Upright Job never rejoiced if calamity befell someone hating him. A later proverb warns: “When your enemy falls, do not rejoice; and when he is caused to stumble, may your heart not be joyful, that Jehovah may not see and it be bad in his eyes and he certainly turn back his anger from against him.” (Prov. 24:17, 18) Since Jehovah can read the heart, he knows if we are secretly rejoicing over another person’s calamity and surely does not approve of such an attitude. (Prov. 17:5) God may deal with us accordingly, for he says: “Vengeance is mine, and retribution.”—Deut. 32:35.
Job was hospitable. (Job 31:31, 32) Although we may not be rich, we can “follow the course of hospitality.” (Rom. 12:13) We can share something simple with others, remembering that “better is a dish of vegetables where there is love than a manger-fed bull and hatred along with it.” (Prov. 15:17) Eating with a fellow integrity keeper in a loving atmosphere will make even a simple meal enjoyable and will surely benefit us spiritually.
7 It must have been spiritually upbuilding to enjoy Job’s hospitality, for he was not a hypocrite.
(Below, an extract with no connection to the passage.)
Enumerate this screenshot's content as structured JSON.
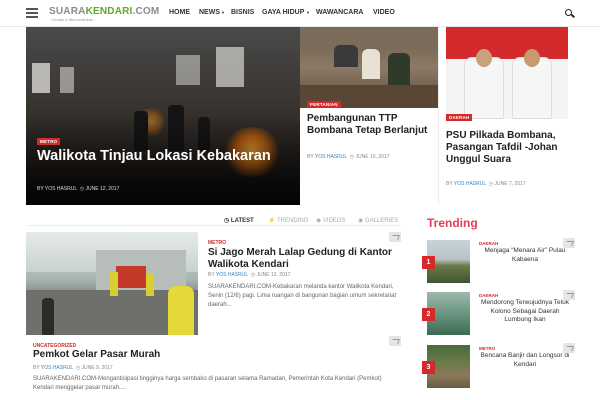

He was not like the ungodly men who slipped into the first-century congregation and were “admiring personalities for the sake of their own benefit.” (Jude 3, 4, 16) Nor did Job cover over his transgression or ‘hide his error in his shirt pocket,’ fearing contempt if others learned of it. He was willing to be examined by God, to whom he would make any needed confession. (Job 31:33-37)
If we were to sin gravely, let us not try to hide such wrongdoing to save face. How can we show that we are trying to maintain integrity? By acknowledging our error, repenting, seeking spiritual help, and doing all we can to make amends.—Prov. 28:13; Jas. 5:13-15.